Collaborate to provide holistic quality education – Catholic Archbishop of Accra to schools, churches

The Metropolitan Archbishop of Accra, Archbishop John Bonaventure Kwofie, has urged churches and schools to strengthen collaboration to ensure that children receive holistic quality education.
He said the continuity of a holistic quality education was crucial in the midst of global influences and some unfavourable policies on quality education.
“School managements, teachers and parents must be more alert to the factors which mitigates the delivery of quality catholic education, and collaborate with the leadership of the church to overcome them.
If we work together for the good of our children and prosperity, they will continue to enjoy academic excellence good health, emotional maturity and professional expertise,” he said.
Ceremony
The Archbishop of Accra said this during the 60th anniversary celebration of the St Theresa’s School in Accra on Saturday, October 29, 2022.
The celebration was climaxed with a Speech and Prize Giving Day, where students who had excelled in the 2022 academic year from kindergarten to the Junior High School level where awarded.
Some teaching and non-teaching staff were also honoured for their exceptional work at the school over the years.
The celebration was on the theme “Sixty years of quality catholic education; The way forward”.
Catholic education
Archbishop Kwofie said Catholic education had over the years equipped students with the intellectual, spiritual, moral, physical and emotional dimensions of human development.
He said such holistic education, where the church had a role to manage schools, helped to achieve the desired results.
“Thankfully in the past 60 years, St Theresa’s school has demonstrated their capacity to deliver quality education,” he said.
He thanked successive Archbishops, the parent teacher association (PTA), managers and board of the school for their diverse contributions to the development of the school.
The Headmistress of the School, Rev Sister Chris-Sheila Damalie, said the institution had provided an all-round holistic education to children over the past 60 years and would continue to do so.
To the graduating students, she congratulated them and advised them to have integrity and courage in the face of adversity.

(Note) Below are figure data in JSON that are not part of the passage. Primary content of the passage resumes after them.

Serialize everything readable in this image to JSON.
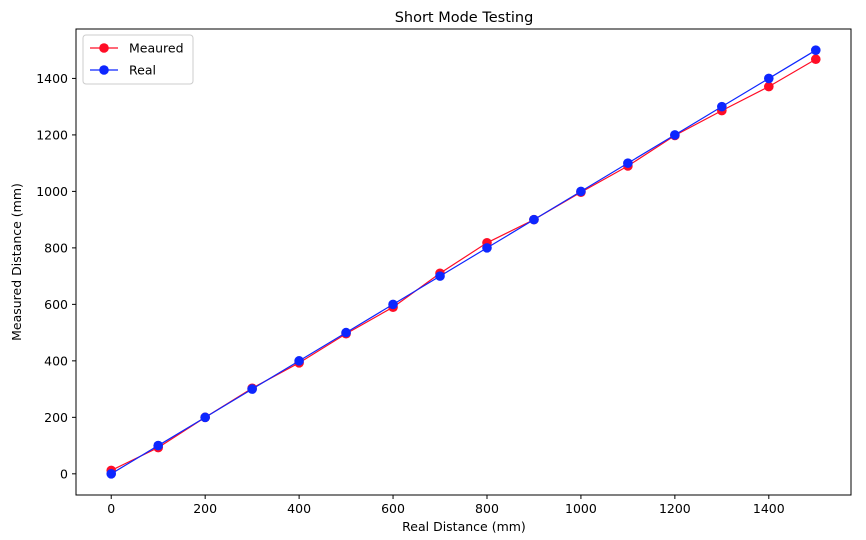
{
  "chart_data": {
    "type": "line",
    "title": "Short Mode Testing",
    "xlabel": "Real Distance (mm)",
    "ylabel": "Measured Distance (mm)",
    "xlim": [
      -75,
      1575
    ],
    "ylim": [
      -75,
      1575
    ],
    "x_ticks": [
      0,
      200,
      400,
      600,
      800,
      1000,
      1200,
      1400
    ],
    "y_ticks": [
      0,
      200,
      400,
      600,
      800,
      1000,
      1200,
      1400
    ],
    "grid": false,
    "legend_position": "top-left",
    "x": [
      0,
      100,
      200,
      300,
      400,
      500,
      600,
      700,
      800,
      900,
      1000,
      1100,
      1200,
      1300,
      1400,
      1500
    ],
    "series": [
      {
        "name": "Meaured",
        "color": "#ff0d26",
        "marker": "circle",
        "values": [
          12,
          93,
          200,
          303,
          393,
          496,
          590,
          710,
          818,
          900,
          997,
          1090,
          1198,
          1286,
          1371,
          1468
        ]
      },
      {
        "name": "Real",
        "color": "#0d26ff",
        "marker": "circle",
        "values": [
          0,
          100,
          200,
          300,
          400,
          500,
          600,
          700,
          800,
          900,
          1000,
          1100,
          1200,
          1300,
          1400,
          1500
        ]
      }
    ]
  }
}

“Look after yourself — especially your health both physically and mentally, follow your instincts and broaden your knowledge by reading as much as you can,” she advised.
Cultural identity
A Physician Consultant, Dr John Kweku Laast, who spoke on the theme, urged schools to teach the various cultures and Ghana’s identity so that the children would not forget where they had come from.
“The value of citizenship and cultural identity should be strongly incorporated in our education to teach the children the history of their culture.
“Some children have never left the country but they do not speak any Ghanaian language; they need guidance to learn about their culture,” he said.
Dr Laast also called for the need to introduce technical training to children at an early age to promote entrepreneurship.